Methods: We conducted a self-report survey of 105 women from six clinics to measure travel, waiting, and exam times associated with cervical cancer screening. Respondents recorded their time of arrival and departure, length of time in the waiting room, age, income level, and hours per week they worked outside of the home. Time costs were valued three ways: through self-reported hourly wage, age- and gender-adjusted minimum earnings, and national age- and gender-adjusted hourly wages.
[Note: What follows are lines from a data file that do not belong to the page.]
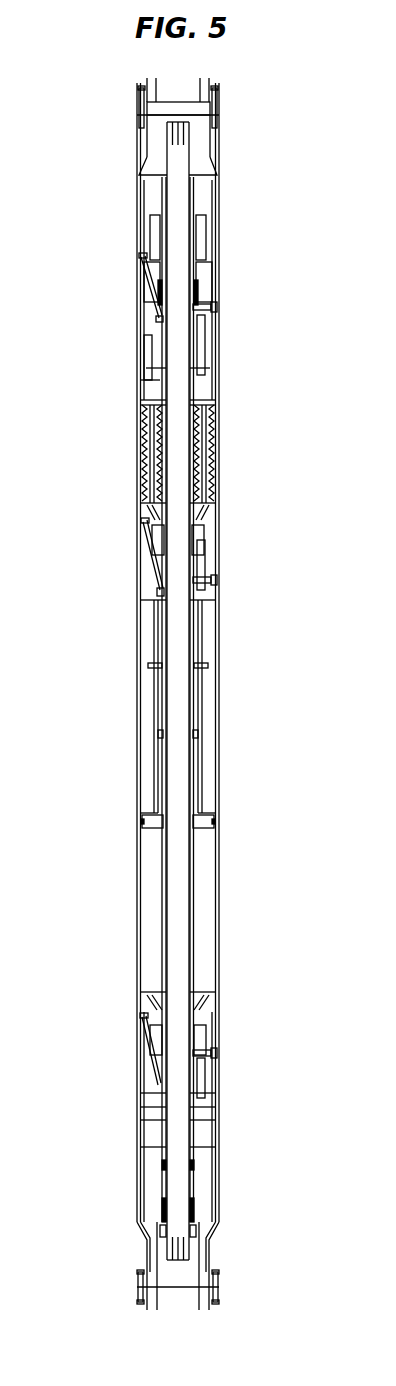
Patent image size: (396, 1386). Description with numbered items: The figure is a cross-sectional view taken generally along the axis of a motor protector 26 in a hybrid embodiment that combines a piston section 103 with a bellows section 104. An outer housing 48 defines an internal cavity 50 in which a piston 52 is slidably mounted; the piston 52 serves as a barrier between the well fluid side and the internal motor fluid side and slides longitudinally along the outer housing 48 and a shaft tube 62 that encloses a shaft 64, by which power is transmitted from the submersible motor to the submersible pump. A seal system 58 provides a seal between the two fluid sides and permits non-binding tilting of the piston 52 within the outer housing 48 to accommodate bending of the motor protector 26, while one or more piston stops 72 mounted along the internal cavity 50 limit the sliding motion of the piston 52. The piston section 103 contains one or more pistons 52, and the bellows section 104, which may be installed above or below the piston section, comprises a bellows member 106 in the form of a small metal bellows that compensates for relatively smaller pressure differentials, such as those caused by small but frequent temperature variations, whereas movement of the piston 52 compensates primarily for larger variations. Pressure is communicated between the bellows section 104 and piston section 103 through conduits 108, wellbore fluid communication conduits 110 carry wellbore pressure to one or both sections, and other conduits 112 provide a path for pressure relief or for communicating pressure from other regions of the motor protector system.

The motor protector 26 is at (106, 165).
The outer housing 48 is at (222, 868).
The internal cavity 50 is at (208, 702).
The piston 52 is at (200, 793).
The seal system 58 is at (157, 738).
The shaft tube 62 is at (200, 927).
The shaft 64 is at (200, 965).
The piston stop 72 is at (147, 664).
The piston section 103 is at (236, 752).
The bellows section 104 is at (236, 442).
The bellows member 106 is at (220, 467).
The conduits 108 is at (150, 562).
The wellbore fluid communication conduits 110 is at (137, 288).
The conduits 112 is at (210, 307).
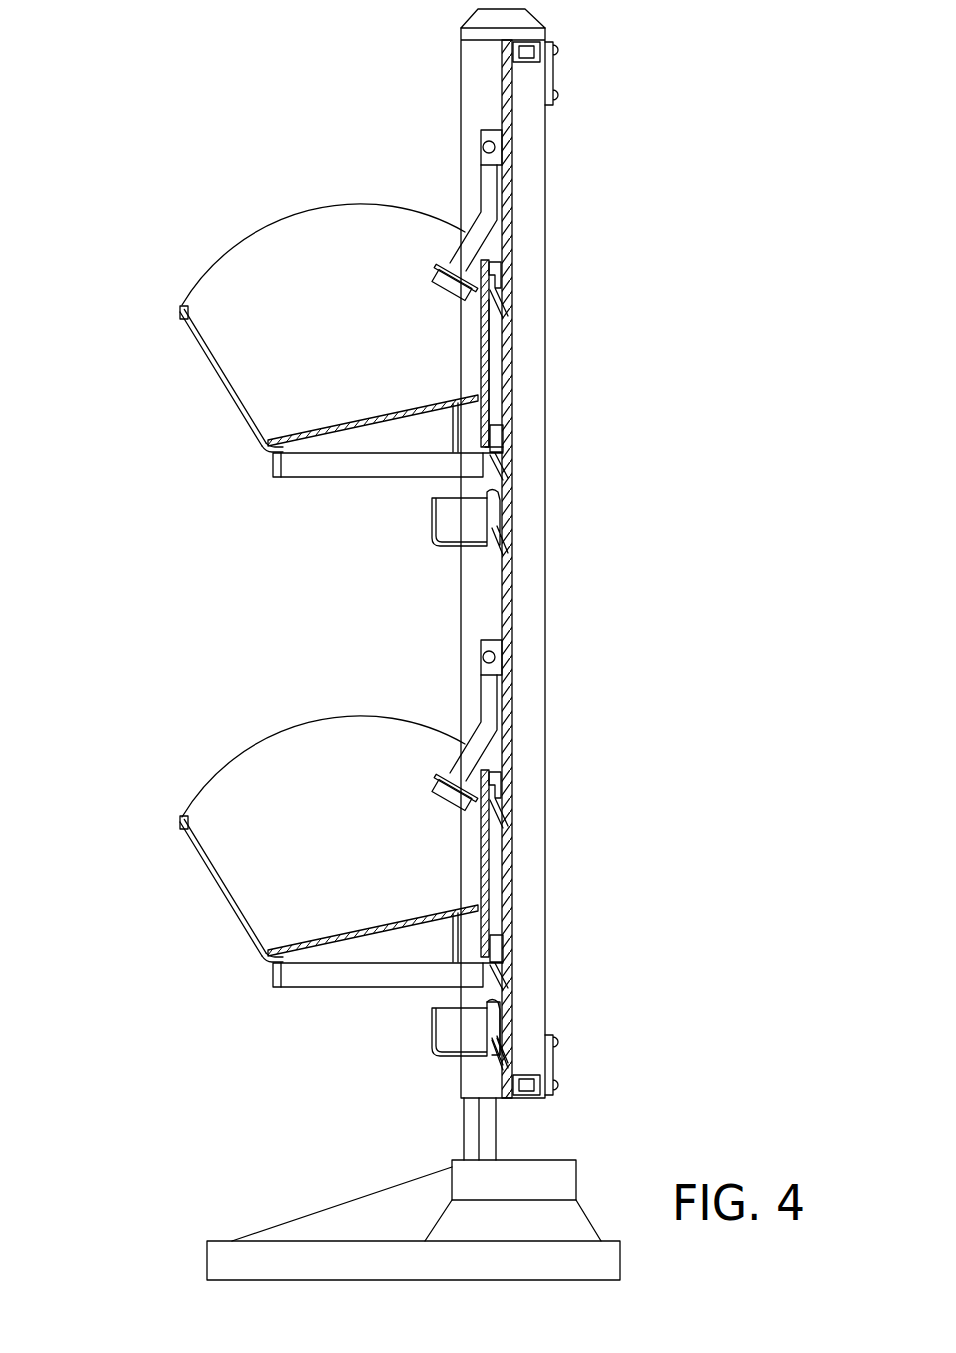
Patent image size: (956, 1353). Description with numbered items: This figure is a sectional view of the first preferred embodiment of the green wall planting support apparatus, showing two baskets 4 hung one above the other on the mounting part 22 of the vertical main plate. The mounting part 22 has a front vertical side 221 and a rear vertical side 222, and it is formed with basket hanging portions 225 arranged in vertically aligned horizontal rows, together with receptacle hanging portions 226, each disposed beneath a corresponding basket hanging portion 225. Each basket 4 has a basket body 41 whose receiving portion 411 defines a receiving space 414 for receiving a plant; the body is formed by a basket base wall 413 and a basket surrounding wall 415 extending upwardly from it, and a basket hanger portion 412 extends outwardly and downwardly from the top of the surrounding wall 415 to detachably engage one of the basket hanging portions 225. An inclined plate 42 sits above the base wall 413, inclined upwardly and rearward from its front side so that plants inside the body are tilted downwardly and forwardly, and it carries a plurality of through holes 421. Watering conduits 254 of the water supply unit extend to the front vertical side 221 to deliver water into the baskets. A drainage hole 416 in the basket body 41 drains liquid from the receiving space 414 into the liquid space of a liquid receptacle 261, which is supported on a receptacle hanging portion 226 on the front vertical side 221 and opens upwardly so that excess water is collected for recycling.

The basket 4 is at (353, 650).
The mounting part 22 is at (548, 492).
The front vertical side 221 is at (503, 590).
The rear vertical side 222 is at (513, 348).
The basket hanging portion 225 is at (497, 288).
The receptacle hanging portion 226 is at (498, 1037).
The watering conduit 254 is at (488, 192).
The liquid receptacle 261 is at (432, 510).
The basket body 41 is at (390, 760).
The receiving portion 411 is at (238, 914).
The basket hanger portion 412 is at (513, 748).
The basket base wall 413 is at (377, 988).
The receiving space 414 is at (368, 770).
The basket surrounding wall 415 is at (215, 873).
The drainage hole 416 is at (470, 442).
The inclined plate 42 is at (359, 623).
The through hole 421 is at (317, 955).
Results: Respondents were on average 24 years old, worked 29 hours per week outside the home, and earned less than $20,000 per year. Mean time for one-way travel was 18.7 minutes; waiting room time was 16.9 minutes; and exam time was 50.8 minutes. Time costs were estimated to be $14.08 per visit based upon the self-reported hourly wage; $16.46 per visit based upon age- and gender-adjusted minimum earnings; and $19.63 per visit based upon age- and gender-adjusted national wage rates.
Conclusions: Time costs associated with cervical cancer screening represent an important opportunity cost and should be considered in studies attempting to identify barriers to screening adherence. Our results indicate that time costs accounted for up to 25% of cervical cancer screening costs. Time costs should be identified, measured, valued, and included in cost-effectiveness analyses of cervical cancer screening.